10. The apparatus of any of claims 8, 9, wherein the auxiliary tasks further comprise a global session consistency task.

11. The apparatus of claim 8, wherein the first model in the determining unit comprises: a first predictor model and a first analyzer model; the determination unit includes:

A first determination module configured to input a sequence of user behaviors in the sample set to the first predictor model, resulting in a probability distribution of a first preselected entry corresponding to the input sequence of user behaviors in the sample set;

a second determination module configured to input the probability distribution of the first preselected item to the first analysis sub-model, resulting in a first target item corresponding to the input probability distribution of the first preselected item.

12. The apparatus of claim 11, wherein the second model in the training unit comprises: a second predictor model and a second analyzer model; the training unit comprises:

A first training module configured to train the second predictor model with a user behavior sequence in the sample set as input, with a probability distribution of a second preselected entry corresponding to the input user behavior sequence in the sample set as output;

A second training module configured to train the second analysis sub-model with a probability distribution of the second preselected entry as input, a second target entry corresponding to the probability distribution of the second preselected entry as output;

And the merging module is configured to merge the second predictor model and the second analyzer model to generate a merged user behavior prediction model.

13. The apparatus of claim 12, wherein the training objectives of the second predictor model in the training unit comprise a third objective that is to keep a probability distribution of a second preselected entry output by the second predictor model consistent with a probability distribution of a first preselected entry output by the first predictor model; and/or, the training targets of the second analysis sub-model in the training unit comprise a fourth target, wherein the fourth target is used for keeping the corresponding vectors of the second target items output by the second analysis sub-model and the corresponding vectors of the first target items output by the first analysis sub-model consistent.

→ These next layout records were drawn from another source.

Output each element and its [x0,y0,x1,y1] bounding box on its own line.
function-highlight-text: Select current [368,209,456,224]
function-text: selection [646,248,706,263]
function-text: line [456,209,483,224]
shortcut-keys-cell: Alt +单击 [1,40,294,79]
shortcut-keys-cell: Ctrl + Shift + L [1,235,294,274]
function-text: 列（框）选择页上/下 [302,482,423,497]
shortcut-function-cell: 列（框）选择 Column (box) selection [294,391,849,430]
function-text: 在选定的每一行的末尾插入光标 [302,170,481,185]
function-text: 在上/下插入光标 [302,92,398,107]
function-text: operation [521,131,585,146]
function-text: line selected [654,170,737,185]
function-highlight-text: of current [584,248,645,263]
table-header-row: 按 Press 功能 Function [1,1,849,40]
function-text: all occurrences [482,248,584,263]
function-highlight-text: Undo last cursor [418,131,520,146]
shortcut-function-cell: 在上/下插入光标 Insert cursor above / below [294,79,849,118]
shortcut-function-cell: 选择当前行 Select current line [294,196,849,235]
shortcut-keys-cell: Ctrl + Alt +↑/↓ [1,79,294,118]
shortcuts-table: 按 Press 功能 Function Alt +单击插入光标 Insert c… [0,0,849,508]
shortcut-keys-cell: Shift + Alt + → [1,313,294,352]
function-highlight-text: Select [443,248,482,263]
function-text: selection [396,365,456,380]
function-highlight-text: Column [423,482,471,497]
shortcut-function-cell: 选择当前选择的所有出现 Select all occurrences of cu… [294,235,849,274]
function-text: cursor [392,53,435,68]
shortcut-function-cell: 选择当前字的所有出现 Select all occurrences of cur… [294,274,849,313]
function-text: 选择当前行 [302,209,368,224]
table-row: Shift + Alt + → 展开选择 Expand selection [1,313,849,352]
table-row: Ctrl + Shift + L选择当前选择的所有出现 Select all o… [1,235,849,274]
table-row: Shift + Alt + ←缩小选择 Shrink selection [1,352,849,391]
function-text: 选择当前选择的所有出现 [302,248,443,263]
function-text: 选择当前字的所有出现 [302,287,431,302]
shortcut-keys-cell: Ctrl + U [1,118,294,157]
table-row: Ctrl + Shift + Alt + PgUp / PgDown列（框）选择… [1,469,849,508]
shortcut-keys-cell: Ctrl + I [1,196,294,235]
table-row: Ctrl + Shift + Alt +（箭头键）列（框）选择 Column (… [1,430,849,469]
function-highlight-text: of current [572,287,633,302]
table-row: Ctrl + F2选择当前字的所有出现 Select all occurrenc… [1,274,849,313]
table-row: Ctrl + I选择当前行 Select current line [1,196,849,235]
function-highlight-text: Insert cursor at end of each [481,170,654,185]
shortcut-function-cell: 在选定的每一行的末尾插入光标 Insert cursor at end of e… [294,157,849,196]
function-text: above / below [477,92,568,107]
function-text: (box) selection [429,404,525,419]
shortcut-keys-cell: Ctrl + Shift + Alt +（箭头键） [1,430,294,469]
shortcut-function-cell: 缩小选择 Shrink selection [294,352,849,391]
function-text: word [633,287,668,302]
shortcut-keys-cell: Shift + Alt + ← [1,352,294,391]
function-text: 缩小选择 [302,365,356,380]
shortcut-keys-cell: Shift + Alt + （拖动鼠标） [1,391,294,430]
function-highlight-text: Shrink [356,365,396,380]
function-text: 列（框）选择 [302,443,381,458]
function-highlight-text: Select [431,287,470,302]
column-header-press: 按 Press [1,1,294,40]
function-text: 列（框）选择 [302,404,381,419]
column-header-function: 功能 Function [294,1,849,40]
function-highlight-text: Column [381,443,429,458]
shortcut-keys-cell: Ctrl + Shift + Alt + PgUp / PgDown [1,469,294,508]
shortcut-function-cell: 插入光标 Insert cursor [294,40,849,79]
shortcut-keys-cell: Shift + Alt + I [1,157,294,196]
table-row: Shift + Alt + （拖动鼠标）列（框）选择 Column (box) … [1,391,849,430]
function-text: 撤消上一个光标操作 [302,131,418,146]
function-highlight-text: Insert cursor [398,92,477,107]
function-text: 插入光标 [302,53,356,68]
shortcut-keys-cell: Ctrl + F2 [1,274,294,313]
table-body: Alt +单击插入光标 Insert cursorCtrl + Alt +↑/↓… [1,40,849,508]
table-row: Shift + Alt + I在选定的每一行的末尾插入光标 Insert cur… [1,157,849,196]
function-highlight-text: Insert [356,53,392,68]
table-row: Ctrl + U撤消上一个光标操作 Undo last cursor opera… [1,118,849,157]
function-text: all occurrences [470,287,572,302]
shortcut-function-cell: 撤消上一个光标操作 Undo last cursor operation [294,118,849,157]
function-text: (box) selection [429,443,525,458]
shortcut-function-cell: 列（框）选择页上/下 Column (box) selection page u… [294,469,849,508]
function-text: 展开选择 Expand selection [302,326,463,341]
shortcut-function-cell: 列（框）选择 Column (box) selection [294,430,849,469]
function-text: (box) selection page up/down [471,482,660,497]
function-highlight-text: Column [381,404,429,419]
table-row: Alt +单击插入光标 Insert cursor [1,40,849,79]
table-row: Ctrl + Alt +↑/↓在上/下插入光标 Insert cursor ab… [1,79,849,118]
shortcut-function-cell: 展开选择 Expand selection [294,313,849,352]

14. An apparatus for generating information, comprising:

an information acquisition unit configured to acquire a user behavior sequence;

An information generating unit configured to input the user behavior sequence to a pre-trained user behavior prediction model, generating a probability distribution of a pre-selected item corresponding to the input user behavior sequence and a target item corresponding to the probability distribution of the pre-selected item, wherein the user behavior prediction model is trained by the method according to one of claims 1-6.

15. An electronic device, comprising:

at least one processor; and

A memory communicatively coupled to the at least one processor; wherein,

The memory stores instructions executable by the at least one processor to enable the at least one processor to perform the method of any one of claims 1-6.

16. A non-transitory computer readable storage medium storing computer instructions for causing the computer to perform the method of any one of claims 1-6.